Site-specific config-files for our pipeline ecosystem are stored centrally on github. Please talk to us if you want to add your system.

Local configuration file

If you do not wish to use a site specific configuration, it is also possible to use a local configuration file. This possibility is however limited to defining nextflow execution parameters and does not allow to define workflow-specific parameters such as --reference_base.

Worflow runlocal.config

nextflow run bio-raum/FooDMe2  \ # (1)!
  -r main \
  -c /path/to/local.config \
  --run_name name \
  --reference_base /path/to/references # (2)!

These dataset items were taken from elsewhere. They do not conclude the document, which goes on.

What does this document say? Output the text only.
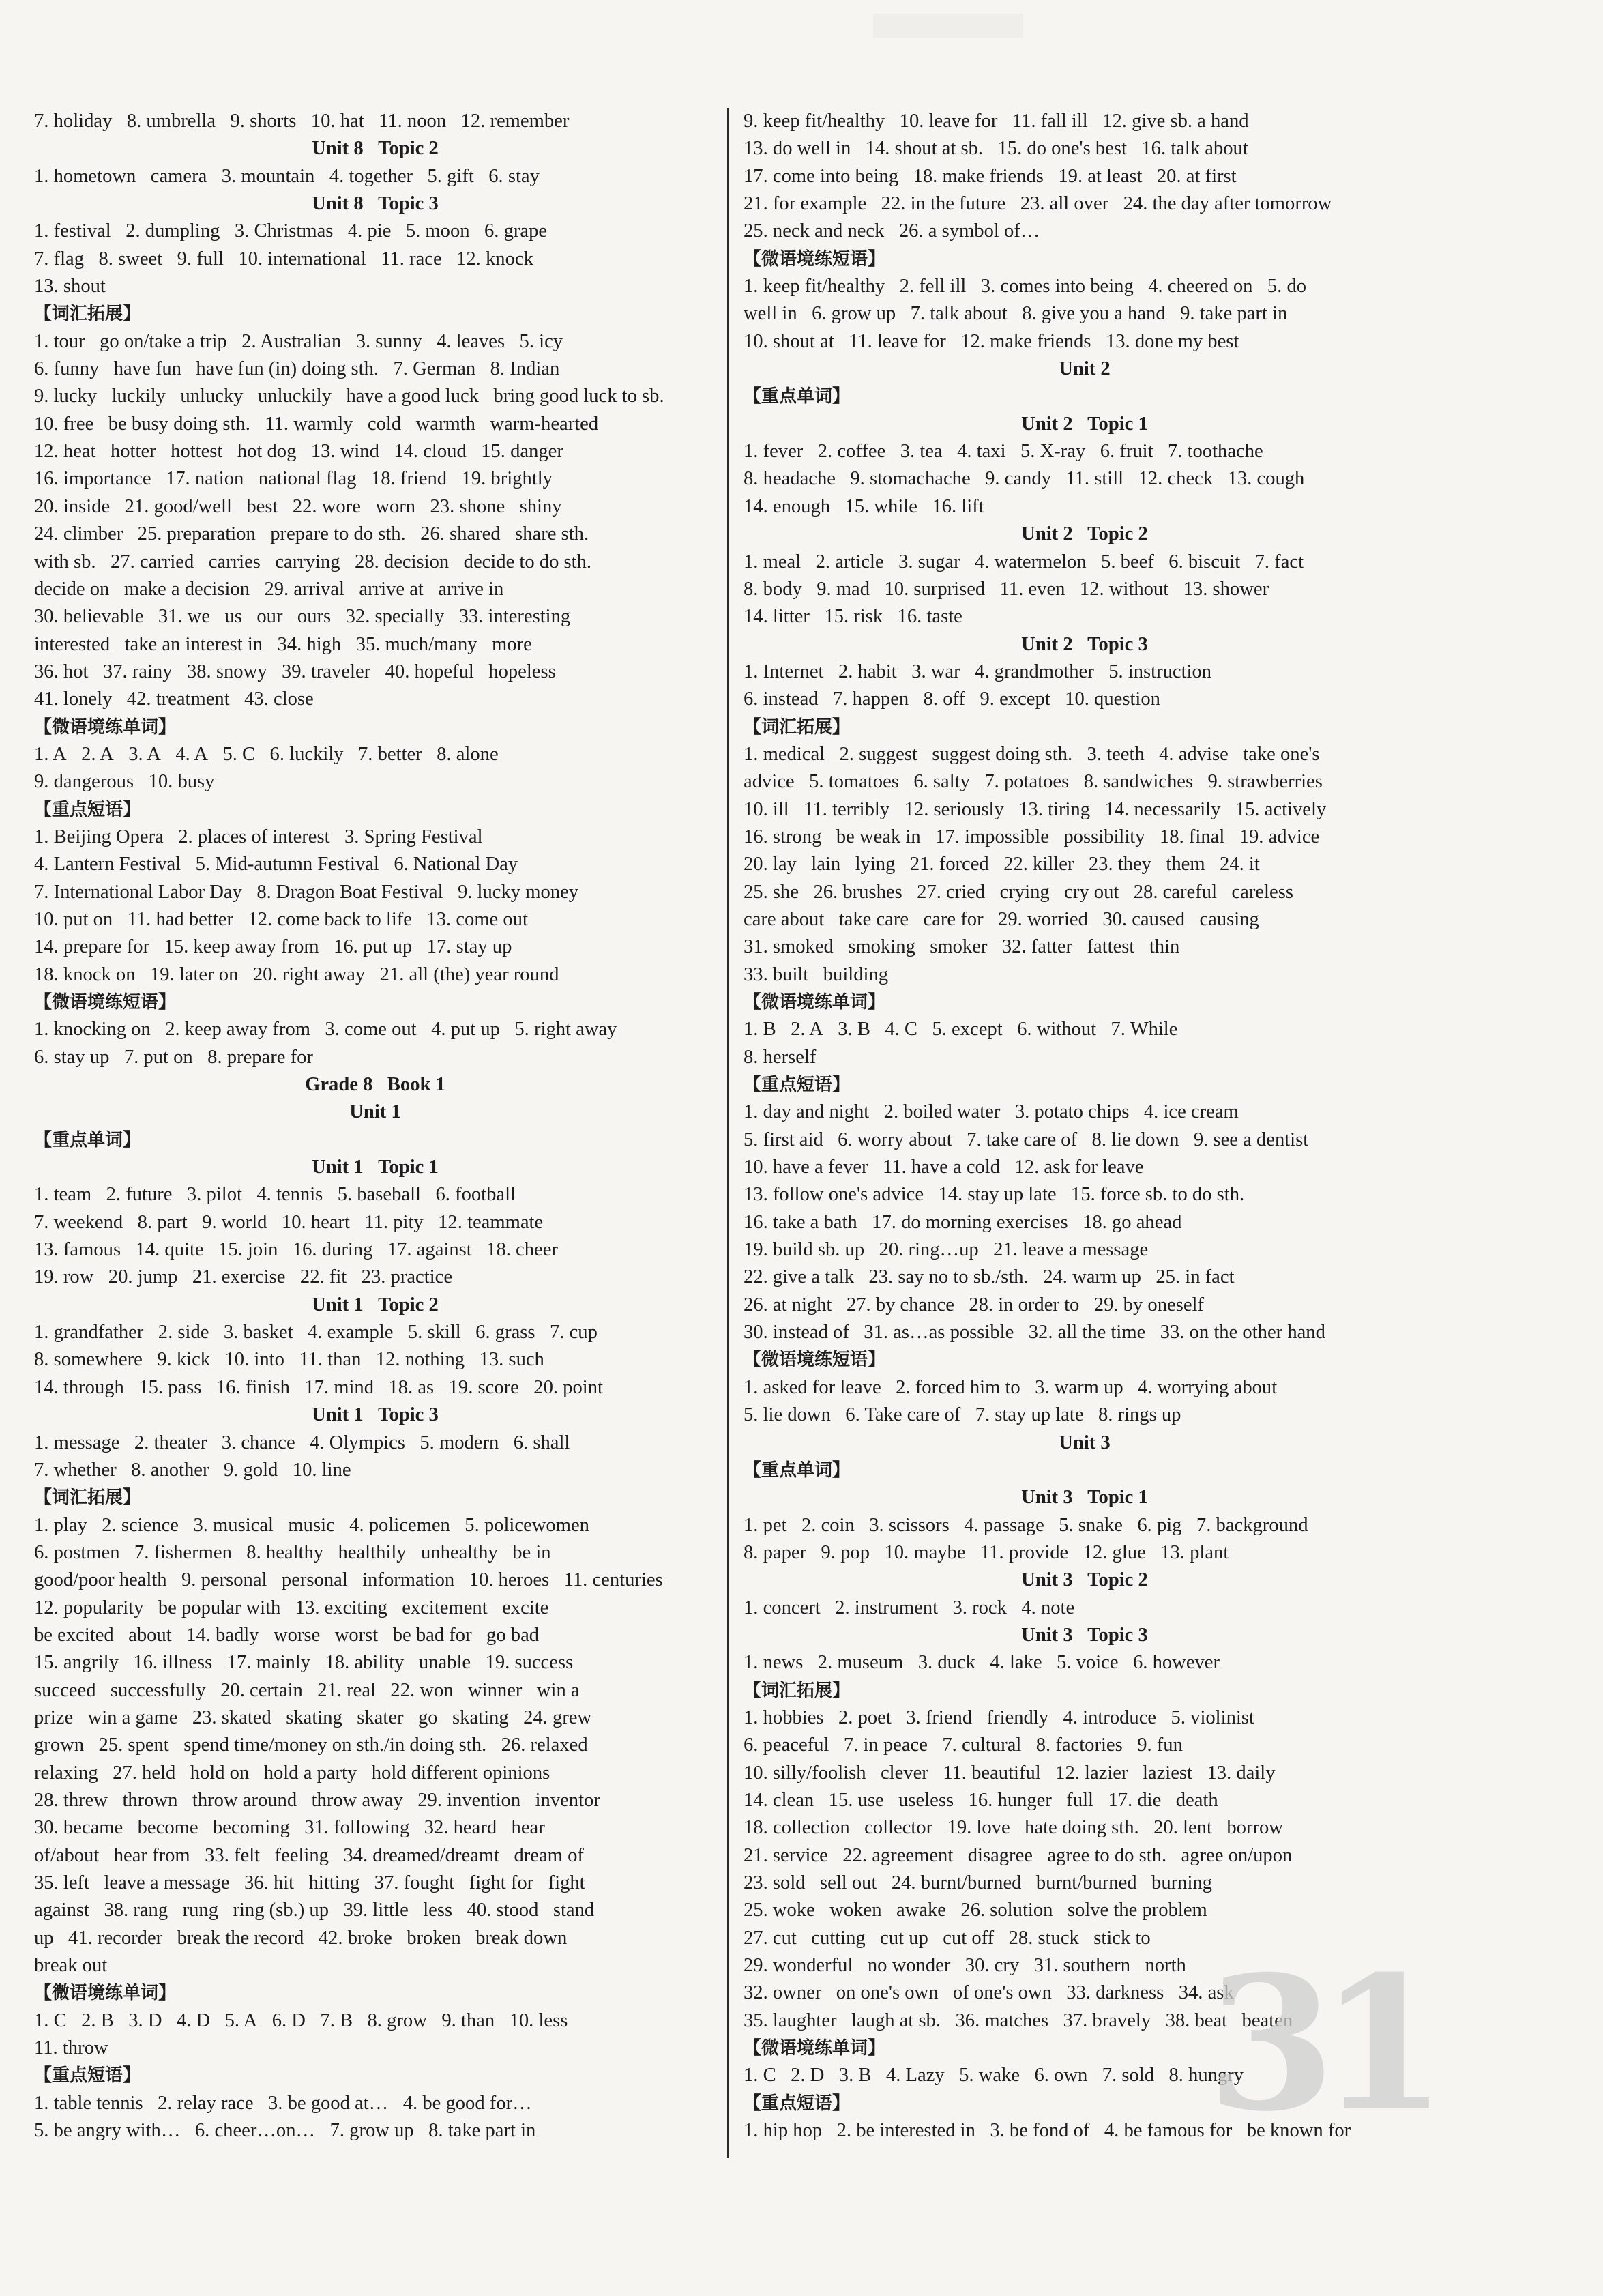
7. holiday   8. umbrella   9. shorts   10. hat   11. noon   12. remember
Unit 8   Topic 2
1. hometown   camera   3. mountain   4. together   5. gift   6. stay
Unit 8   Topic 3
1. festival   2. dumpling   3. Christmas   4. pie   5. moon   6. grape
7. flag   8. sweet   9. full   10. international   11. race   12. knock
13. shout
【词汇拓展】
1. tour   go on/take a trip   2. Australian   3. sunny   4. leaves   5. icy
6. funny   have fun   have fun (in) doing sth.   7. German   8. Indian
9. lucky   luckily   unlucky   unluckily   have a good luck   bring good luck to sb.
10. free   be busy doing sth.   11. warmly   cold   warmth   warm-hearted
12. heat   hotter   hottest   hot dog   13. wind   14. cloud   15. danger
16. importance   17. nation   national flag   18. friend   19. brightly
20. inside   21. good/well   best   22. wore   worn   23. shone   shiny
24. climber   25. preparation   prepare to do sth.   26. shared   share sth.
with sb.   27. carried   carries   carrying   28. decision   decide to do sth.
decide on   make a decision   29. arrival   arrive at   arrive in
30. believable   31. we   us   our   ours   32. specially   33. interesting
interested   take an interest in   34. high   35. much/many   more
36. hot   37. rainy   38. snowy   39. traveler   40. hopeful   hopeless
41. lonely   42. treatment   43. close
【微语境练单词】
1. A   2. A   3. A   4. A   5. C   6. luckily   7. better   8. alone
9. dangerous   10. busy
【重点短语】
1. Beijing Opera   2. places of interest   3. Spring Festival
4. Lantern Festival   5. Mid-autumn Festival   6. National Day
7. International Labor Day   8. Dragon Boat Festival   9. lucky money
10. put on   11. had better   12. come back to life   13. come out
14. prepare for   15. keep away from   16. put up   17. stay up
18. knock on   19. later on   20. right away   21. all (the) year round
【微语境练短语】
1. knocking on   2. keep away from   3. come out   4. put up   5. right away
6. stay up   7. put on   8. prepare for
Grade 8   Book 1
Unit 1
【重点单词】
Unit 1   Topic 1
1. team   2. future   3. pilot   4. tennis   5. baseball   6. football
7. weekend   8. part   9. world   10. heart   11. pity   12. teammate
13. famous   14. quite   15. join   16. during   17. against   18. cheer
19. row   20. jump   21. exercise   22. fit   23. practice
Unit 1   Topic 2
1. grandfather   2. side   3. basket   4. example   5. skill   6. grass   7. cup
8. somewhere   9. kick   10. into   11. than   12. nothing   13. such
14. through   15. pass   16. finish   17. mind   18. as   19. score   20. point
Unit 1   Topic 3
1. message   2. theater   3. chance   4. Olympics   5. modern   6. shall
7. whether   8. another   9. gold   10. line
【词汇拓展】
1. play   2. science   3. musical   music   4. policemen   5. policewomen
6. postmen   7. fishermen   8. healthy   healthily   unhealthy   be in
good/poor health   9. personal   personal   information   10. heroes   11. centuries
12. popularity   be popular with   13. exciting   excitement   excite
be excited   about   14. badly   worse   worst   be bad for   go bad
15. angrily   16. illness   17. mainly   18. ability   unable   19. success
succeed   successfully   20. certain   21. real   22. won   winner   win a
prize   win a game   23. skated   skating   skater   go   skating   24. grew
grown   25. spent   spend time/money on sth./in doing sth.   26. relaxed
relaxing   27. held   hold on   hold a party   hold different opinions
28. threw   thrown   throw around   throw away   29. invention   inventor
30. became   become   becoming   31. following   32. heard   hear
of/about   hear from   33. felt   feeling   34. dreamed/dreamt   dream of
35. left   leave a message   36. hit   hitting   37. fought   fight for   fight
against   38. rang   rung   ring (sb.) up   39. little   less   40. stood   stand
up   41. recorder   break the record   42. broke   broken   break down
break out
【微语境练单词】
1. C   2. B   3. D   4. D   5. A   6. D   7. B   8. grow   9. than   10. less
11. throw
【重点短语】
1. table tennis   2. relay race   3. be good at…   4. be good for…
5. be angry with…   6. cheer…on…   7. grow up   8. take part in
9. keep fit/healthy   10. leave for   11. fall ill   12. give sb. a hand
13. do well in   14. shout at sb.   15. do one's best   16. talk about
17. come into being   18. make friends   19. at least   20. at first
21. for example   22. in the future   23. all over   24. the day after tomorrow
25. neck and neck   26. a symbol of…
【微语境练短语】
1. keep fit/healthy   2. fell ill   3. comes into being   4. cheered on   5. do
well in   6. grow up   7. talk about   8. give you a hand   9. take part in
10. shout at   11. leave for   12. make friends   13. done my best
Unit 2
【重点单词】
Unit 2   Topic 1
1. fever   2. coffee   3. tea   4. taxi   5. X-ray   6. fruit   7. toothache
8. headache   9. stomachache   9. candy   11. still   12. check   13. cough
14. enough   15. while   16. lift
Unit 2   Topic 2
1. meal   2. article   3. sugar   4. watermelon   5. beef   6. biscuit   7. fact
8. body   9. mad   10. surprised   11. even   12. without   13. shower
14. litter   15. risk   16. taste
Unit 2   Topic 3
1. Internet   2. habit   3. war   4. grandmother   5. instruction
6. instead   7. happen   8. off   9. except   10. question
【词汇拓展】
1. medical   2. suggest   suggest doing sth.   3. teeth   4. advise   take one's
advice   5. tomatoes   6. salty   7. potatoes   8. sandwiches   9. strawberries
10. ill   11. terribly   12. seriously   13. tiring   14. necessarily   15. actively
16. strong   be weak in   17. impossible   possibility   18. final   19. advice
20. lay   lain   lying   21. forced   22. killer   23. they   them   24. it
25. she   26. brushes   27. cried   crying   cry out   28. careful   careless
care about   take care   care for   29. worried   30. caused   causing
31. smoked   smoking   smoker   32. fatter   fattest   thin
33. built   building
【微语境练单词】
1. B   2. A   3. B   4. C   5. except   6. without   7. While
8. herself
【重点短语】
1. day and night   2. boiled water   3. potato chips   4. ice cream
5. first aid   6. worry about   7. take care of   8. lie down   9. see a dentist
10. have a fever   11. have a cold   12. ask for leave
13. follow one's advice   14. stay up late   15. force sb. to do sth.
16. take a bath   17. do morning exercises   18. go ahead
19. build sb. up   20. ring…up   21. leave a message
22. give a talk   23. say no to sb./sth.   24. warm up   25. in fact
26. at night   27. by chance   28. in order to   29. by oneself
30. instead of   31. as…as possible   32. all the time   33. on the other hand
【微语境练短语】
1. asked for leave   2. forced him to   3. warm up   4. worrying about
5. lie down   6. Take care of   7. stay up late   8. rings up
Unit 3
【重点单词】
Unit 3   Topic 1
1. pet   2. coin   3. scissors   4. passage   5. snake   6. pig   7. background
8. paper   9. pop   10. maybe   11. provide   12. glue   13. plant
Unit 3   Topic 2
1. concert   2. instrument   3. rock   4. note
Unit 3   Topic 3
1. news   2. museum   3. duck   4. lake   5. voice   6. however
【词汇拓展】
1. hobbies   2. poet   3. friend   friendly   4. introduce   5. violinist
6. peaceful   7. in peace   7. cultural   8. factories   9. fun
10. silly/foolish   clever   11. beautiful   12. lazier   laziest   13. daily
14. clean   15. use   useless   16. hunger   full   17. die   death
18. collection   collector   19. love   hate doing sth.   20. lent   borrow
21. service   22. agreement   disagree   agree to do sth.   agree on/upon
23. sold   sell out   24. burnt/burned   burnt/burned   burning
25. woke   woken   awake   26. solution   solve the problem
27. cut   cutting   cut up   cut off   28. stuck   stick to
29. wonderful   no wonder   30. cry   31. southern   north
32. owner   on one's own   of one's own   33. darkness   34. ask
35. laughter   laugh at sb.   36. matches   37. bravely   38. beat   beaten
【微语境练单词】
1. C   2. D   3. B   4. Lazy   5. wake   6. own   7. sold   8. hungry
【重点短语】
1. hip hop   2. be interested in   3. be fond of   4. be famous for   be known for
31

When using a local configuraiton, you do not need to specify a profile
It is not possible to define workflow-specific arguments within a local configuration file

process {
  executor = 'local'
  resourceLimits = [ cpus: 8, memory: 32.GB, time: 72.h ]
}

executor {
  queueSize = 5
}

apptainer {
  enabled = true
  cacheDir = "$HOME/nextflow_envs_cache"
}

conda {
  enabled = false
  cacheDir = "$HOME/nextflow_envs_cache"
}

See the nextflow documentation for more informations on local configuration.